After delineating the sociopolitical and legal configurations behind the birth and routinization of sperm banking, Wahlberg turns the discussion to how sperm banks have served as a “sanctuary of vitality” amid increasing concerns around food safety, pollution, rising infertility, and declining population quality. Although it is hard to verify claims of rising infertility rates and declining sperm quality, these claims have become accepted in China as scientific givens. Wahlberg introduces the concept of “exposed biologies,” a side effect of modernization, to explain how exposures to industrial chemicals and modern lifestyles have been linked to a “socially diagnosed” sperm crisis. Sperm banks, therefore, become “a repository of quality-controlled vitality.”
Good Quality follows with a detailed account of the practices of sperm donor recruitment and donation. Due to a shortage of donors, sperm banks rely on recruiters to mobilize university students, their primary target group, to become sperm donors. Using flyers, messages on social media, and face-to-face conversations in male university dormitories, recruiters have developed various strategies, such as appealing to the compassion of potential donors and offering financial compensation and free health checks, to encourage and entice students to donate. Consequently, in contrast to sperm donation in European and American sperm banks, mass donation has occurred in China. Wahlberg recorded in his observations that between 28 and 88 sperm donors per day attended donation sessions in a single sperm bank (p. 123).
Once sperm donors are recruited, sperm banks employ “technologies of assurance,” “a configuration of strategies and techniques within which certain persons, activities, and/or objects come to be vouched for over others” (p. 136). From advising potential donors on how best to prepare themselves for donation, to analyzing sperm quality in laboratories, to screening potential donors to prevent transmission of genetic and infectious disease from donor to recipient, sperm banks follow a series of quality control procedures.
Anonymity and secrecy are considered essential by both recipient couples and donors. Due to a stigma attached to male infertility and a desire to continue the patrilineal family line, recipient couples keep their use of donor sperm a secret from all but a small number of family members and friends as a way to manage reputations. Likewise, donors emphasize the necessity of confidentiality to avoid any trouble late in life should a donor child appear to disrupt their future family life. As a result, sperm donation in China operates as a double-blind system.

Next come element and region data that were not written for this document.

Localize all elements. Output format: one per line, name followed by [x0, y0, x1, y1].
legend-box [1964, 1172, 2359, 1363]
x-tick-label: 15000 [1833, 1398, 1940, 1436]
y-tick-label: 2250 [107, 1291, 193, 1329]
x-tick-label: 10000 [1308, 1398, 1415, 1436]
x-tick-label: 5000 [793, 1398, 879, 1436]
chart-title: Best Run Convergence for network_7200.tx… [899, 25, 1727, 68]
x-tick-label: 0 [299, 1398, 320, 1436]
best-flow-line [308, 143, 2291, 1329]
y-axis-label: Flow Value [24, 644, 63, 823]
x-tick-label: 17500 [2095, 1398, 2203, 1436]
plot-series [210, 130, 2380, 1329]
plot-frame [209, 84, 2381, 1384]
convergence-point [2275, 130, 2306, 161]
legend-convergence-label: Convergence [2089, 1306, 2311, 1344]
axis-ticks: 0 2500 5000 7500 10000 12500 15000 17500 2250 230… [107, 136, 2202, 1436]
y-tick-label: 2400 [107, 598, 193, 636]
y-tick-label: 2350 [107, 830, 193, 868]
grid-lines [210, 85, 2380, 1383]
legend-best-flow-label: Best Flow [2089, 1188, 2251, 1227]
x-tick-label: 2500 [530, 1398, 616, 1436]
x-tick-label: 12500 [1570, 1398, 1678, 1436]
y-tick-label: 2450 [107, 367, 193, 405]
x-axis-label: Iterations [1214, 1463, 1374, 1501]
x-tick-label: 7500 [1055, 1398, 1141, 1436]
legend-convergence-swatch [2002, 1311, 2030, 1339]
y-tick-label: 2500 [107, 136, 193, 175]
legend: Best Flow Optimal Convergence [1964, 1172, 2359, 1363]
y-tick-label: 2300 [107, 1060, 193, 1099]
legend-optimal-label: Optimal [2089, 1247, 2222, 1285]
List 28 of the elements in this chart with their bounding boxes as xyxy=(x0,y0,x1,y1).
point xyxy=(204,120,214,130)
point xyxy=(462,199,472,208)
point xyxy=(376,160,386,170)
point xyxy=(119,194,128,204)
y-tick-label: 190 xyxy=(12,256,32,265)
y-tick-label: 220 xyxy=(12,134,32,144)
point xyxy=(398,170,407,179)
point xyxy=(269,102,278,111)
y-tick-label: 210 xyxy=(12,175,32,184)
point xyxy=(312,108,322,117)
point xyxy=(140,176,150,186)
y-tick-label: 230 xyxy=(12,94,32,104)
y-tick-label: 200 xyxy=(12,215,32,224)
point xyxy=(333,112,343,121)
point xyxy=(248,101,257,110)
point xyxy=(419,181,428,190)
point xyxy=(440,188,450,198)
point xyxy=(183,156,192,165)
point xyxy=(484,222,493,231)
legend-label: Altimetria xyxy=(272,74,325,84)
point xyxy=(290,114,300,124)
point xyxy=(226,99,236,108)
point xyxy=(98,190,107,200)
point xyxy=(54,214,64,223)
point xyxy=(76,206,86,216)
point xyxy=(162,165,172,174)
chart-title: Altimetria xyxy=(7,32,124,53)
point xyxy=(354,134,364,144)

Good Quality is a delight to read. Wahlberg successfully demonstrates how particular sociopolitical and cultural configurations have rendered sperm banking a unique Chinese experience. Good Quality makes a significant contribution to anthropological studies of assisted reproduction, science and technology studies, and studies of China’s reproductive politics. While Wahlberg emphasizes that his focus is on the making of sperm banking (p. 11), this important book should encourage further studies on various aspects of assisted reproduction in China, such as the experience of infertile couples and the complex decision making leading to the practice of assisted reproduction.